Risk, gelecekte ortaya çıkması muhtemel fırsatlar ve tehditlerdir seklinde tanımlanabilir. Risk geçmişte yaşanan olaylar risk kapsamına girmez. Yaşanılan olaylar artık gerçekleşmiş durumlar olduğu için zararlar da ortaya çıkmıştır. Risk yönetimi bir anlık bir faaliyet değil bir süreçtir. Bu süreçte risklerin tanımlanması, analiz edilerek ölçülmesi, uygulanacak stratejilerin ve görevlilerin belirlenmesi ile gerekli aşamaların tespit edilmesinden oluşur. Burada önemli olan diğer bir husus ise; başarılı iletişim ve günlük islere entegrasyondur. Genelde riskler gerçekleştiğinde yönetimi konusunda yeterli zaman olmaz. Bu nedenle, özellikle girişimcilikte iş planı oluşturulurken risklerin öngörülmesi ve çözüm alternatiflerinin üretilmesi başarıya giden yolda önemli katkı sağlar. Başarılı olunabilmesi için iş planı kapsamında risk analizlerinin kesinlikle bulunması gerekir. Risk analizi yapılırken, işin niteliği ve dış¸ faktörlerden kaynaklanan risklerle beraber iş planının diğer bölümlerinin uygulamalarında karşılaşılan riskler de değerlendirilmelidir. Risk analizi ve değerlendirmeleri söz konusu olduğunda akla gelen en dikkat çeken kesim girişimcilerdir. Çünkü girişimciler başarılı risk yönetimi uygulamalarıyla yeni fikirleri bir araya getirebildiklerinde amaçlarına ulaşabilmektedirler.
Operasyonal ve kredi riskleri nasıl bir risklerdir?
Kredi riskinin anlaşılabilmesi için öncelikle kredi kavramının bilinmesi gerekmektedir. Kredi, karşılıklı iş ilişkisi içinde bulunulan taraflar arasında alacak hakkının bulunmasıdır. Bu durumda kredi riski, bir alacak ilişkisi olduğunda, karşı tarafın yükümlülüklerini zamanında, tamamen ya da kısmen yerine getirememesinden dolayı karşı karsıya kalınan kayıp riskidir. Günlük hayatımızda hemen her gün kredi ilişkisine girmekteyiz. Kredi kartlarından yapılan harcamalar, Kredi Yurtlar Kurumu tarafından yapılan harç ve öğrenim kredileri en sık rastlanılan kredi türleridir. Buna karşılık operasyonal risk ise, bir işletmenin yetersiz veya başarısız iç süreçlerinden, insanlardan ve sistemlerden veya dışsal olaylardan kaynaklanan kayıp riski olarak tanımlanabilir. Operasyonel risk işletmeden ya da dış¸ çevre kaynaklı olabilir. İç kontrollerdeki aksamalar sonucu hata ve usulsüzlüklerin gözden kaçmasından, yönetim ve personel tarafından zaman ve koşullara uygun hareket edilememesinden, yönetimdeki hatalardan, bilgi teknolojisi sistemlerindeki hata ve aksamalardan kaynaklanan riskler işletmeden kaynaklanan operasyonel riske ilişkin örneklerdir.

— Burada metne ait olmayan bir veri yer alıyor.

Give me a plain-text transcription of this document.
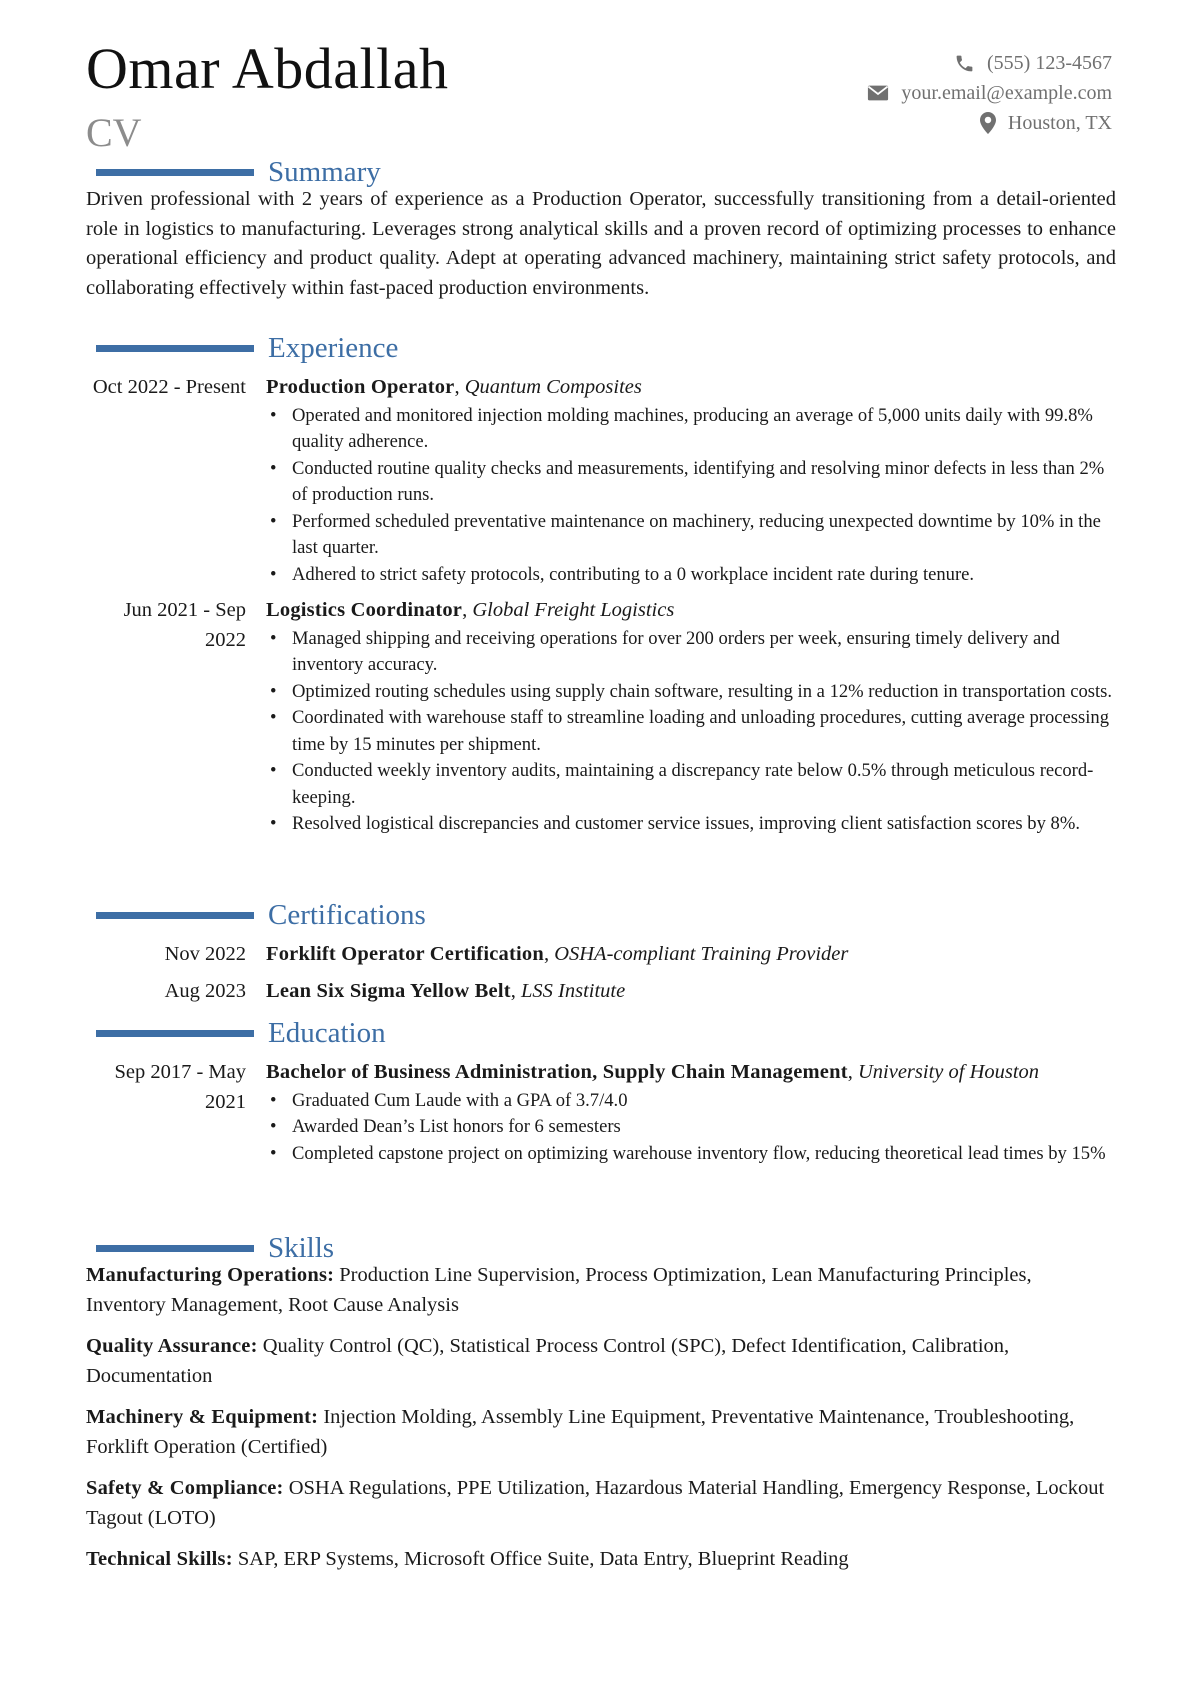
Omar Abdallah
CV
(555) 123-4567
your.email@example.com
Houston, TX
Summary
Driven professional with 2 years of experience as a Production Operator, successfully transitioning from a detail-oriented role in logistics to manufacturing. Leverages strong analytical skills and a proven record of optimizing processes to enhance operational efficiency and product quality. Adept at operating advanced machinery, maintaining strict safety protocols, and collaborating effectively within fast-paced production environments.
Experience
Oct 2022 - Present Production Operator, Quantum Composites
• Operated and monitored injection molding machines, producing an average of 5,000 units daily with 99.8% quality adherence.
• Conducted routine quality checks and measurements, identifying and resolving minor defects in less than 2% of production runs.
• Performed scheduled preventative maintenance on machinery, reducing unexpected downtime by 10% in the last quarter.
• Adhered to strict safety protocols, contributing to a 0 workplace incident rate during tenure.
Jun 2021 - Sep 2022
Logistics Coordinator, Global Freight Logistics
• Managed shipping and receiving operations for over 200 orders per week, ensuring timely delivery and inventory accuracy.
• Optimized routing schedules using supply chain software, resulting in a 12% reduction in transportation costs.
• Coordinated with warehouse staff to streamline loading and unloading procedures, cutting average processing time by 15 minutes per shipment.
• Conducted weekly inventory audits, maintaining a discrepancy rate below 0.5% through meticulous record-keeping.
• Resolved logistical discrepancies and customer service issues, improving client satisfaction scores by 8%.
Certifications
Nov 2022 Forklift Operator Certification, OSHA-compliant Training Provider
Aug 2023 Lean Six Sigma Yellow Belt, LSS Institute
Education
Sep 2017 - May 2021
Bachelor of Business Administration, Supply Chain Management, University of Houston
• Graduated Cum Laude with a GPA of 3.7/4.0
• Awarded Dean’s List honors for 6 semesters
• Completed capstone project on optimizing warehouse inventory flow, reducing theoretical lead times by 15%
Skills
Manufacturing Operations: Production Line Supervision, Process Optimization, Lean Manufacturing Principles, Inventory Management, Root Cause Analysis
Quality Assurance: Quality Control (QC), Statistical Process Control (SPC), Defect Identification, Calibration, Documentation
Machinery & Equipment: Injection Molding, Assembly Line Equipment, Preventative Maintenance, Troubleshooting, Forklift Operation (Certified)
Safety & Compliance: OSHA Regulations, PPE Utilization, Hazardous Material Handling, Emergency Response, Lockout Tagout (LOTO)
Technical Skills: SAP, ERP Systems, Microsoft Office Suite, Data Entry, Blueprint Reading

Yeni Sermaye Uzlaşısı Basel II’ ye göre operasyonal risk olarak kabul edilen riskler nelerdir?
Finansal kuruluşlara yönelik olarak en iyi uygulamalar çerçevesinde uluslararası standartlar koyan ve “Yeni Sermaye Uzlaşısı-Basel II” olarak bilinen dokümanda ise operasyonel riskin tanımı “Yetersiz veya başarısız dahili süreçler, personel ve sistemlerin veya dış¸ olayların neden olduğu kayıpların gerçekleşme riskini ifade eder”.
- Dahili suiistimal eylemleri: Zimmete para geçirme gibi eylemler.
- Harici suiistimal eylemleri: Hırsızlık ya da bilgisayar korsanlığı gibi eylemler.
- Çalışma/İstihdam Uygulamaları ve İşyeri Emniyeti: İşçi sağlığı ve emniyet kuralları gibi eylemler.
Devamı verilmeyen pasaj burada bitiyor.